Nice work tracking this down! It looks good to me, personally. I do like to use `set -e` when I can, but that may or may not be relevant here.
To be clear, in this case cp was failing after it had opened the destination with O_TRUNC which is why the files were truncated and the goal of the panic in this case is that if cp(1) is busted it's best to bail out early after only possibly trashing one file than many?
(In reply to John Baldwin from comment #4) Yes. Maybe use better wording in the panic message to tell the user "This file is broken now, you must fix it manually" too.
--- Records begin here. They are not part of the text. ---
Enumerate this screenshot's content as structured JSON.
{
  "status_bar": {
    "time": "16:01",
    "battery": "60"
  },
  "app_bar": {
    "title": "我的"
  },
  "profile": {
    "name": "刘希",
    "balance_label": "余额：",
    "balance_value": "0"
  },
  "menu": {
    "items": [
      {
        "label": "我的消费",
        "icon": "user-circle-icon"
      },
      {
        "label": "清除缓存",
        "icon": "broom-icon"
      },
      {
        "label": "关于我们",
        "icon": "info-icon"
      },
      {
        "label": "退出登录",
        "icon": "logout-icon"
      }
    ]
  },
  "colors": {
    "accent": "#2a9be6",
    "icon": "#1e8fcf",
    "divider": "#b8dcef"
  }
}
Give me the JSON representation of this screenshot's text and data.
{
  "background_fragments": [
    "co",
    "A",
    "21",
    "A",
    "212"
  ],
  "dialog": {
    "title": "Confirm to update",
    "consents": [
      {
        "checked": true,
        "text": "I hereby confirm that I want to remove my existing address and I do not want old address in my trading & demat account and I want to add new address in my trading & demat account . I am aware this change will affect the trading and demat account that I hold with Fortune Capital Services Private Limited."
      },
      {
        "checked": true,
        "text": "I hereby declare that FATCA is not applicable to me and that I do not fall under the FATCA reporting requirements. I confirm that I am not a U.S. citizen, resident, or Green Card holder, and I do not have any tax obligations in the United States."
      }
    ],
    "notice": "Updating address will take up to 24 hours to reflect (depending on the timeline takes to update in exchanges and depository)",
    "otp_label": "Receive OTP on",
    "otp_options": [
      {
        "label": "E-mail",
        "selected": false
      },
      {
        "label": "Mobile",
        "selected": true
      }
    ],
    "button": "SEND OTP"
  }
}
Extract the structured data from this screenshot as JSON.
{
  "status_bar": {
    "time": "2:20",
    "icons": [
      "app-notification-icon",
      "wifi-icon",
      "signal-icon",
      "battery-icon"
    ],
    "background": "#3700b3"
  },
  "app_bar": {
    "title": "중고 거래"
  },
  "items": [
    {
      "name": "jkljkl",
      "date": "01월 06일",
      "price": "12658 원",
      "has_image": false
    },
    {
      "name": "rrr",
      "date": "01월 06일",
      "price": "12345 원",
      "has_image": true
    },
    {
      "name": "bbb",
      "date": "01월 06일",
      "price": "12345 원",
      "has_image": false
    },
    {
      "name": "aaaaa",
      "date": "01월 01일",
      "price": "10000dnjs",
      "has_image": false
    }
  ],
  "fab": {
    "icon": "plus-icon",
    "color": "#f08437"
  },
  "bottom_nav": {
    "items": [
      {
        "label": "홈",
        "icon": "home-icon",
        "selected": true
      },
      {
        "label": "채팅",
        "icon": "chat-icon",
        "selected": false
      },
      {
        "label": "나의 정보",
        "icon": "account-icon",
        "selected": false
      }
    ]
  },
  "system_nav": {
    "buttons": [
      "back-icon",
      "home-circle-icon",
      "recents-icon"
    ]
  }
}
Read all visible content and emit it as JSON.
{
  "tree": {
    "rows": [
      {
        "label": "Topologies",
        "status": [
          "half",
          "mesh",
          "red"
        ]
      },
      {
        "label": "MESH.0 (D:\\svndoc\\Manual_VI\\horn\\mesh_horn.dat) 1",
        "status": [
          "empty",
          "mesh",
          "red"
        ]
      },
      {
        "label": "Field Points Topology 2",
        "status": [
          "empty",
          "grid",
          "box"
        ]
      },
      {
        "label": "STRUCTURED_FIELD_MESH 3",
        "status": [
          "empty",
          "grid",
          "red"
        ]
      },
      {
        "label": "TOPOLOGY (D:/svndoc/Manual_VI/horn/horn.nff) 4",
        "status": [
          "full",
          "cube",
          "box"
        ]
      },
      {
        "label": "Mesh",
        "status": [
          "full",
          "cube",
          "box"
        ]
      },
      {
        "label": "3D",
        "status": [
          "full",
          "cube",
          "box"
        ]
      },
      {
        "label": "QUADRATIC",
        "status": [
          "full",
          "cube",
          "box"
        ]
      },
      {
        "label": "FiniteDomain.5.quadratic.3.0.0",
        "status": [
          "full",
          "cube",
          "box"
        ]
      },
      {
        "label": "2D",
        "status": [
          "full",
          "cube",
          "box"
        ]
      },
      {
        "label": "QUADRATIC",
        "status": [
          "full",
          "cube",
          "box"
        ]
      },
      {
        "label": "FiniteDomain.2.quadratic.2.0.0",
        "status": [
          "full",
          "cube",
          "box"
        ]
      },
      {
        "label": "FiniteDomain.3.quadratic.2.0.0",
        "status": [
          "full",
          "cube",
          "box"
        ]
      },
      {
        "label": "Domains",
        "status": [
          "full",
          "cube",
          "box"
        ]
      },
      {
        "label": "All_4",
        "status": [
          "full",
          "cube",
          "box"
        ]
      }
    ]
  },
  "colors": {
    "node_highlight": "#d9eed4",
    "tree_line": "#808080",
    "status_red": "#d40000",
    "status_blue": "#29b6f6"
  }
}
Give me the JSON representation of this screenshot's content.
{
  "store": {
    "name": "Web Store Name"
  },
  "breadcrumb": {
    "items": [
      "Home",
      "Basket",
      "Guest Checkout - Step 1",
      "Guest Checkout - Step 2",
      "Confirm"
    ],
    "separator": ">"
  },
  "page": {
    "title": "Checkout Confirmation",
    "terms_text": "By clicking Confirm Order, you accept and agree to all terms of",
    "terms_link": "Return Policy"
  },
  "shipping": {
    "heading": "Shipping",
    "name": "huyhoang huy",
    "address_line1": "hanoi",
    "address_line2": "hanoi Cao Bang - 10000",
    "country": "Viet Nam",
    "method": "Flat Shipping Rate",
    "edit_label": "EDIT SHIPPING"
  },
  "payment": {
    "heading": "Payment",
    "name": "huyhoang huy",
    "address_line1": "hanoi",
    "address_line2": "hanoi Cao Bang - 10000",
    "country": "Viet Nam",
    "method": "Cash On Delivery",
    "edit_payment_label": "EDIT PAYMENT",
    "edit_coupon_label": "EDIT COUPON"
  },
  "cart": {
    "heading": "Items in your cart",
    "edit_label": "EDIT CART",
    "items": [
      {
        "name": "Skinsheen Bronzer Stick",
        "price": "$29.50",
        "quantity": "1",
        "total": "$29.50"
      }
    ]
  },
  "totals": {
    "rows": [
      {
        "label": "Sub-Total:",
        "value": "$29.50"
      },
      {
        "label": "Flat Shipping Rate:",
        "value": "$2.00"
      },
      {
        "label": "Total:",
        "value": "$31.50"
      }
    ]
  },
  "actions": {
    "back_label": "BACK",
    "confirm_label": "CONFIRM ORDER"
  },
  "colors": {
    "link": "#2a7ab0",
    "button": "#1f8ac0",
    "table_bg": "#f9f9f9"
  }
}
Thinking about it again, this kind of error message fits this specific case only but the cp can fail for many other reasons - /etc/ can be read only - and in this case the target file will be intact but user still need to know that cp failed. The biggest problem now is that etcupdate do not show any errors from the cp. I was not noticed about anything and ended up with more than 80 files broken. If etcupdate stop on the first copy error, tell the user "Houston, we have a problem", then user can take some actions to fix it before reboot.